If we think of the life of faith as a journey, where we are trying to follow
Jesus and to grow more like Him, then I think it’s possible to make an
analogy between the Holy Spirit and a satnav. In our Gospel reading
Jesus refers to the Holy Spirit as “the Spirit of Truth” (John 14:17). A few
verses before our Gospel, He has referred to Himself as “ the way, the
truth and the life” (John 14:6). The Holy Spirit is given to us, as
1
believers, to be with us for ever. He lives deep within us. One aspect of
His work is that He leads us towards Jesus, into the truth, and He keeps
us going in the right direction on our journey of faith.
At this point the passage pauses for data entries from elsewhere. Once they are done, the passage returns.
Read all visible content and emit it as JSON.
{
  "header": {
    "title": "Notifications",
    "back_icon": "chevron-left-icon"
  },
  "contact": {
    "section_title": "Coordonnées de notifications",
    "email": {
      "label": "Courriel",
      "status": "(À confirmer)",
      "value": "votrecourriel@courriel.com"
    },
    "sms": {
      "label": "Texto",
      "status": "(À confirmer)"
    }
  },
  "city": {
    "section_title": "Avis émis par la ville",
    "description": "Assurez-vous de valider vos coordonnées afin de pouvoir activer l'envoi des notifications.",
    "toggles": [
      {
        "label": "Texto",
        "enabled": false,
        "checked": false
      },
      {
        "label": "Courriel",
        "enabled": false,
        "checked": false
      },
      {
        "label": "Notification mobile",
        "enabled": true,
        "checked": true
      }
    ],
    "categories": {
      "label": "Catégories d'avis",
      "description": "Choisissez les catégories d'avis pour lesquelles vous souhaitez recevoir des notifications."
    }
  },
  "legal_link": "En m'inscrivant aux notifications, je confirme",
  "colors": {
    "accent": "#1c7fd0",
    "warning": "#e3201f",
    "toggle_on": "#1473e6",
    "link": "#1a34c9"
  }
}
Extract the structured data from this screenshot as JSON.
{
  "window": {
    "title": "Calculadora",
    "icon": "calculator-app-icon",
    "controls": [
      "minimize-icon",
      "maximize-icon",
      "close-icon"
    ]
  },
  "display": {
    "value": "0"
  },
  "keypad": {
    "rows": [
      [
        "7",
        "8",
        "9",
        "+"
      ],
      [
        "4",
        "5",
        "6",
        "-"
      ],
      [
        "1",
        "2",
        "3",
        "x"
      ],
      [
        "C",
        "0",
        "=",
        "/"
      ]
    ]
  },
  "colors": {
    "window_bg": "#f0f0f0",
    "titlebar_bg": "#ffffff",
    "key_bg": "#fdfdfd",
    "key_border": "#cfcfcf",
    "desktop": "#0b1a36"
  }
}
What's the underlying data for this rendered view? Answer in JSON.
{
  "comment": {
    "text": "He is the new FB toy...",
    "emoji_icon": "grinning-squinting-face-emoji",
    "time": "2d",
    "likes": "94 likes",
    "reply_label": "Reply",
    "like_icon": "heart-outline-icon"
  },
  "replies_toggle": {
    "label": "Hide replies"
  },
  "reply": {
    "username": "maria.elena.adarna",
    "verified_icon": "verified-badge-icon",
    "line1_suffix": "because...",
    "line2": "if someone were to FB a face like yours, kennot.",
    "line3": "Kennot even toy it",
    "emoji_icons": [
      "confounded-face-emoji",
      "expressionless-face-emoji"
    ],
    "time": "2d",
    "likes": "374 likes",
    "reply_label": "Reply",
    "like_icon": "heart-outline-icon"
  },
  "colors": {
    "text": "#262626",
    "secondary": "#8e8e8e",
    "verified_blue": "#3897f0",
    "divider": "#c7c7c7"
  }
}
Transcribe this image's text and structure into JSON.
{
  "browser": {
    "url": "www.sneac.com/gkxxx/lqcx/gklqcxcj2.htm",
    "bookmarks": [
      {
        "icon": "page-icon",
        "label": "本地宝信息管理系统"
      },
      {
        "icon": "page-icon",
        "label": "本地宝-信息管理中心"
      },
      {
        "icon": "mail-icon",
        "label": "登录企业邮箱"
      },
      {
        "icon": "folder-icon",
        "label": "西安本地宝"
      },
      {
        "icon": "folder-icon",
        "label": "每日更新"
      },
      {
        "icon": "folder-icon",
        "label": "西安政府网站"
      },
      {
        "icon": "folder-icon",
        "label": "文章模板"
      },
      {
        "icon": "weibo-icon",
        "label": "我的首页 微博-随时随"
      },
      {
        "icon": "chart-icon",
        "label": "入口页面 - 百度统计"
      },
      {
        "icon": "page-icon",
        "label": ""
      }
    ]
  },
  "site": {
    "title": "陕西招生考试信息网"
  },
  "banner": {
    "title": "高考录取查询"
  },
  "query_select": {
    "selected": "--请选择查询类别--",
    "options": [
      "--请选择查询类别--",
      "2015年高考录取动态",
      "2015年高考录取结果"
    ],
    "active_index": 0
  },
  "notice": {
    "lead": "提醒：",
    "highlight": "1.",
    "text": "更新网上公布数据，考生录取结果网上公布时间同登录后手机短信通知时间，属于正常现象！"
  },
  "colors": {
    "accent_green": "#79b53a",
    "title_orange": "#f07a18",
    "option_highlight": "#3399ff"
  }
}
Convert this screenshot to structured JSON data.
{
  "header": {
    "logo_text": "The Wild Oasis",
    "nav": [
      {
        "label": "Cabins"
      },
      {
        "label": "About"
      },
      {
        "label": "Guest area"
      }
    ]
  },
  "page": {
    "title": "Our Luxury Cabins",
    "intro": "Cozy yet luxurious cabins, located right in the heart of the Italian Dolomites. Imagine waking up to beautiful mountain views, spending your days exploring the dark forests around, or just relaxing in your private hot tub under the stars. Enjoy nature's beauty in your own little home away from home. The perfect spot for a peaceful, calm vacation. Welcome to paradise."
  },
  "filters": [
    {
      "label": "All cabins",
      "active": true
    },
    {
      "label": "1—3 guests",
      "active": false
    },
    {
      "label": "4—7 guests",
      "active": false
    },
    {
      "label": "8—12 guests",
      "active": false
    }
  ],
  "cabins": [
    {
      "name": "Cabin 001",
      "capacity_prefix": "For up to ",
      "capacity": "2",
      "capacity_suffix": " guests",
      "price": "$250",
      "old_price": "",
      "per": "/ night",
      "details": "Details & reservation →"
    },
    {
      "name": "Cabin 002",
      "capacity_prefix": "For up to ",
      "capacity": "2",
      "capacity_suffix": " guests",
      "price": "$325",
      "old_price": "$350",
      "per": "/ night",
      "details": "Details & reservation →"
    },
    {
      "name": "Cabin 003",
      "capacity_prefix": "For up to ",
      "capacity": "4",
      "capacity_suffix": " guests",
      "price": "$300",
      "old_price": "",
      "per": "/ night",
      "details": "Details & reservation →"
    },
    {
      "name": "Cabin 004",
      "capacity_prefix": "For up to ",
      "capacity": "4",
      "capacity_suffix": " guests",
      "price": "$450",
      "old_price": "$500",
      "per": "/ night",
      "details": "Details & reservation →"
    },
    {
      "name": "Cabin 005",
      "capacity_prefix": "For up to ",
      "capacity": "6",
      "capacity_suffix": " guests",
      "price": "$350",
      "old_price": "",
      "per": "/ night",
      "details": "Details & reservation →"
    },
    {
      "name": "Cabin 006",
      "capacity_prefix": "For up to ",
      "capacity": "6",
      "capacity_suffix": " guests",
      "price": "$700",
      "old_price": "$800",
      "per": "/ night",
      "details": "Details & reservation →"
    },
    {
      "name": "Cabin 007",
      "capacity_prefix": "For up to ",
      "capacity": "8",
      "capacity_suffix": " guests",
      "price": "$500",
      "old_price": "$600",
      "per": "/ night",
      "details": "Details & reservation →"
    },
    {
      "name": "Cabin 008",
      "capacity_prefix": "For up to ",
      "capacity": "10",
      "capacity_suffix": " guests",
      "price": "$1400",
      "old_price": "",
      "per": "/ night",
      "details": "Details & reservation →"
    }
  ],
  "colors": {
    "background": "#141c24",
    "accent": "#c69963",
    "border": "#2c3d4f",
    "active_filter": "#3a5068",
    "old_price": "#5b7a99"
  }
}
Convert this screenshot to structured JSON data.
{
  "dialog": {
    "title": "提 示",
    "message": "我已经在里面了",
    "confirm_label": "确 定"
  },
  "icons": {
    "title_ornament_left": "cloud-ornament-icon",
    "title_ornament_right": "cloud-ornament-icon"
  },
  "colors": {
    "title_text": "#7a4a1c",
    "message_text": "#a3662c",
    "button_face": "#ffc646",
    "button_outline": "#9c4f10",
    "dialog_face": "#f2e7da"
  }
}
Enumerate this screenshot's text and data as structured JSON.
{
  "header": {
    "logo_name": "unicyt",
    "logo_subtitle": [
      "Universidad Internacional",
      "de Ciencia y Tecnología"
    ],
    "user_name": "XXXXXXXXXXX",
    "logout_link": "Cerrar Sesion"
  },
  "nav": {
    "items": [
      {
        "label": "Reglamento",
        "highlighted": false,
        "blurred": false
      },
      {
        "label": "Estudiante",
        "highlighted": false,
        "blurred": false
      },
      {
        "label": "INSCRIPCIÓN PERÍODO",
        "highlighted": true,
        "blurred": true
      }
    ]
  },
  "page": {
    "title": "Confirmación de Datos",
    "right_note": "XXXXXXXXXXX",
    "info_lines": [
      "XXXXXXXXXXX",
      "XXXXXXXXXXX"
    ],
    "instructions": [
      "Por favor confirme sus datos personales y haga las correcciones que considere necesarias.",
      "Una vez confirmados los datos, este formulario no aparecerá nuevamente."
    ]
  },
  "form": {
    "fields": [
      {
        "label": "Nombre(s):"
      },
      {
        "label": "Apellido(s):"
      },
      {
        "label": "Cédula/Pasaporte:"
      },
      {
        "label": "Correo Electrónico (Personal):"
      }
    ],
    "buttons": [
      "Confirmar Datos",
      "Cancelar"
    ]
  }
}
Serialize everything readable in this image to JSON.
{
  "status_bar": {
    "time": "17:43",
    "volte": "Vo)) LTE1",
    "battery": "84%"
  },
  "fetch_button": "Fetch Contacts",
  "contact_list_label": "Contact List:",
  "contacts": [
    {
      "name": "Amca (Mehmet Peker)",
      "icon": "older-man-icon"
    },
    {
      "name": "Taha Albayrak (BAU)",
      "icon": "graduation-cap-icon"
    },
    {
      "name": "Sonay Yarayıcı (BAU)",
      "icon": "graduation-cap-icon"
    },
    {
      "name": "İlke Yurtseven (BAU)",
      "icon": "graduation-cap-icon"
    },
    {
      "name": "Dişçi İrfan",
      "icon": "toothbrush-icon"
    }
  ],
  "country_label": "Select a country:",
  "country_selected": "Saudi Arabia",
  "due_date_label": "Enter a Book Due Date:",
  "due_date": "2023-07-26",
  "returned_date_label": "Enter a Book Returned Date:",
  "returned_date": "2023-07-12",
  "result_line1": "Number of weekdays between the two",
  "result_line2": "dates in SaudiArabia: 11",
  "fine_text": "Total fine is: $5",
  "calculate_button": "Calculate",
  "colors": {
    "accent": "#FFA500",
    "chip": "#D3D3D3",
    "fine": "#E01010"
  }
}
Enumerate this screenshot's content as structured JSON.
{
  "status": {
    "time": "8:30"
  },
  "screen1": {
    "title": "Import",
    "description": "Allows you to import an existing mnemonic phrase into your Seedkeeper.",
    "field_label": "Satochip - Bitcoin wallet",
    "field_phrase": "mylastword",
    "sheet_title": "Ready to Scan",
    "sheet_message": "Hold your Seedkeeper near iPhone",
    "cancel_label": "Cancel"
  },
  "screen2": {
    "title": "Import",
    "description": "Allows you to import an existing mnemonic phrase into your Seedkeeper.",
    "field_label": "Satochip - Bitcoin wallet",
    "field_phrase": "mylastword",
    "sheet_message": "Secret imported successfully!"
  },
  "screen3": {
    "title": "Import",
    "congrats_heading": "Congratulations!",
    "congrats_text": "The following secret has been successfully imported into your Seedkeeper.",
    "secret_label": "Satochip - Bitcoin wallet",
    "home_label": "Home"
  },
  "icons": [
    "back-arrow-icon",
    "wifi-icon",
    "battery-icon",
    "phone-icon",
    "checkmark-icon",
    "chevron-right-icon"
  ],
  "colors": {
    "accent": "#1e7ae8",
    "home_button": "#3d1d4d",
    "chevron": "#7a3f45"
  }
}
Just as we have to
plug in our satnav and keep the maps updated, we need to tune in to the
Spirit who lives within us if we are to keep going in the right direction.
We do this by prayer, by study and by our fellowship with other
Christians.
The Holy Spirit is of course much more than a kind of spiritual satnav.
The Greek word ‘parakletos’ is translated ‘Advocate’ in our Gospel
reading. The image comes from the law court and suggests someone
who is on our side. The word can also mean ‘helper,’ ‘comforter’,
‘teacher’ (John 14: 16, 26). One who is alongside to encourage us, to
remind us of what we have learned about God. To remind us of Jesus’
words. To give us peace when we are feeling troubled. To bring a
sudden insight, or an answer to prayer. Perhaps you have had the
experience of a quiet thought or idea that seems to come from outside of
you. It persists, and it leads you to something new. Listen to these
words from John V Taylor
“My own attempt to understand the Holy Spirit has convinced me He is
active in precisely those experiences that are very common –
experiences of recognition, sudden insight, an influx of awareness when
you wake up and become alive to something. It may be another person,
or a scientific problem, and suddenly the penny drops. Every time a
human being cries ‘Ah! I see it now!’ that’s what I mean by the Holy
Spirit.”1
The Holy Spirit is also, in the most profound sense, the spirit of
revelation. He helps us in many ways by communicating God’s
presence and message to us. Most fundamentally, it’s only through the
work of the Holy Spirit in us that we are able to recognise Jesus for who
He is. We don’t arrive at faith in our own strength, but because God,
through the Holy Spirit, reveals Himself to us. The apostle Paul says
that we are only able to say ‘Jesus is Lord’, and mean it, because the
Holy Spirit has made this possible. (1 Corinthians 12: 3). It’s the Holy
Spirit who makes our faith real. And it’s the Holy Spirit who makes
prayer possible, sometimes praying in us and for us, as Paul puts it,
“with sighs too deep for words” (Romans 8: 26) when we don’t know
what to pray ourselves.

1
John V Taylor, from the Canterbury Book of Spiritual Quotations, p 175

2
As we heard in our second reading, Paul uses a vivid picture for all of
this when He calls the Holy Spirit the ‘Spirit of adoption’ (Romans 8:15).
Through the Holy Spirit, we’re able to call God ‘Father’ – or ‘Daddy’ – as
Jesus did. We know deep down, at a level that is deeper than emotion,
that we are children of God. As Frances van Alstyne wrote in her hymn:
“Blessed assurance, Jesus is mine:
O what a foretaste of glory divine!
Heir of salvation, purchase of God;
Born of His Spirit, washed in His blood.”

We can never understand the Holy Spirit, any more than we can
understand God, but we can perhaps notice and be thankful for the ways
in which the Holy Spirit guides us, helps us, comforts us and makes us
aware of God’s presence in our lives.